The worst of the physical symptoms of nicotine withdrawal begin to let go between two weeks and a month smoke-free. Following that, the focus shifts to learning how to decipher and reprogram the psychological urges to smoke that are associated with daily life.

From getting up in the morning, to eating a meal, to dealing with a difficult event or celebrating a happy one, a surprising number of activities in our lives trigger psychological cues to smoke.

It is important to note that an urge to smoke originating in your mind can cause a physical reaction in your body, such as a tightening in the stomach or neck. It can be easy to misread these cues and think you are still in the midst of physical withdrawal long after nicotine has been cleared from the body.

Pay attention to the thoughts running through your mind when smoking urges surface. They will help you diagnose the cause (trigger) and from there you can choose an appropriate response.

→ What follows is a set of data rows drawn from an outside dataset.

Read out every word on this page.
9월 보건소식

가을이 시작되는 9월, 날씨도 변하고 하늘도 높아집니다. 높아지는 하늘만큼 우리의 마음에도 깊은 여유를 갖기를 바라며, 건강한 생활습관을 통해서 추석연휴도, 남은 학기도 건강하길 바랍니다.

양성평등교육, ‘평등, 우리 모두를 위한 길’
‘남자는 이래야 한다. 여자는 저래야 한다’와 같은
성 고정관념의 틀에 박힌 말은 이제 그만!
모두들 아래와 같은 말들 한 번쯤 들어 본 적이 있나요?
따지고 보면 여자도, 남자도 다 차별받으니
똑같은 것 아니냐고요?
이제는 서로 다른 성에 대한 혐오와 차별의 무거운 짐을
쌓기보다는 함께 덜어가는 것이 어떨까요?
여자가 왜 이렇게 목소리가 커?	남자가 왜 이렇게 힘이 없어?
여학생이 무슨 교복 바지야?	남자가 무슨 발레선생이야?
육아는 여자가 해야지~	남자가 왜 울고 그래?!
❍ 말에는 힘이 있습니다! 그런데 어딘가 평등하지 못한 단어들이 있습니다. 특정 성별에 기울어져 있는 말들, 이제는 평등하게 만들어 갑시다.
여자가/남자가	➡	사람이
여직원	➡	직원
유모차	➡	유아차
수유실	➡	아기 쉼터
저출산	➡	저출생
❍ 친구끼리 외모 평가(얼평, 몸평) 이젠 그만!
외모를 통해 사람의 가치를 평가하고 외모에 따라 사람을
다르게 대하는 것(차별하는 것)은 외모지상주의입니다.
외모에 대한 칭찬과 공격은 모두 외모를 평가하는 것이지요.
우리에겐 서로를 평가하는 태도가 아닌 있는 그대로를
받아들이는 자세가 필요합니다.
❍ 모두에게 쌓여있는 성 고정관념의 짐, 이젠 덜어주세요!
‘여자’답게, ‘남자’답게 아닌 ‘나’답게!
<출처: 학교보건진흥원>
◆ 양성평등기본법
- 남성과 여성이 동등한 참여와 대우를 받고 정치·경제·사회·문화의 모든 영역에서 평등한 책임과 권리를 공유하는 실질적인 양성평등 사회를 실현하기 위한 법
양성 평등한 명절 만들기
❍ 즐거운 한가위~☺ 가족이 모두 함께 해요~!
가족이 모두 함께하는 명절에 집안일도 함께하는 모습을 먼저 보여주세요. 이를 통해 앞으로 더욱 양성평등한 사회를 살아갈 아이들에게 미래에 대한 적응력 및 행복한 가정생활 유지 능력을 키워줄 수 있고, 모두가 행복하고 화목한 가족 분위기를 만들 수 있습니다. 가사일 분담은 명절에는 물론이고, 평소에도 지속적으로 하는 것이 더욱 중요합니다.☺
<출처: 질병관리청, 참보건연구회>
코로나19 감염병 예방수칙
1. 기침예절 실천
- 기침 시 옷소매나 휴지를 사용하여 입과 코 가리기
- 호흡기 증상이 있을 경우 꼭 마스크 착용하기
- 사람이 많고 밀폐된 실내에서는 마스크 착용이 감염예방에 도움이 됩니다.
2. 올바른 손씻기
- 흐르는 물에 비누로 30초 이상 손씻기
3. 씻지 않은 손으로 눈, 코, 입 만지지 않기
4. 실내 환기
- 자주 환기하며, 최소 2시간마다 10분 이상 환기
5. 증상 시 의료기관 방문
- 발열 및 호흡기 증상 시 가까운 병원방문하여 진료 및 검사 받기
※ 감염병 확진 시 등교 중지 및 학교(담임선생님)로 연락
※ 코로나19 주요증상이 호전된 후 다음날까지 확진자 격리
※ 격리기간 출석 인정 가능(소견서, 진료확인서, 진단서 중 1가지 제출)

For instance, if you are feeling stressed, take a breather and go outside for some fresh air. Or, if you're hungry, have a snack. As smokers, we learned to respond to just about everything with a cigarette. As ex-smokers, we must learn to respond in healthier (and more accurate) ways.

An Educated Quit is a Successful Quit

Education about what to expect when you stop smoking is a necessary part of a successful quit program. When you know what may be coming as you move through the process of recovery from nicotine addiction, you'll be better able to maneuver the bumps along the way without losing your balance.

Throw yourself into learning everything you can about nicotine addiction, and the process of quitting tobacco. The investment will yield benefits to your quality of life beyond what you can imagine.

Sources:

National Center for Biotechnology Information. Improved Patient Outcome with Smoking Cessation: When is it Too Late? Published May 11, 2011.

National Institute on Drug Abuse. Cigarettes and Other Tobacco Products. Updated May 2016.

National Institutes of Health. Changes in Skin Color after Smoking Cessation. March 30, 2012.

Smokefree.gov. Benefits of Quitting.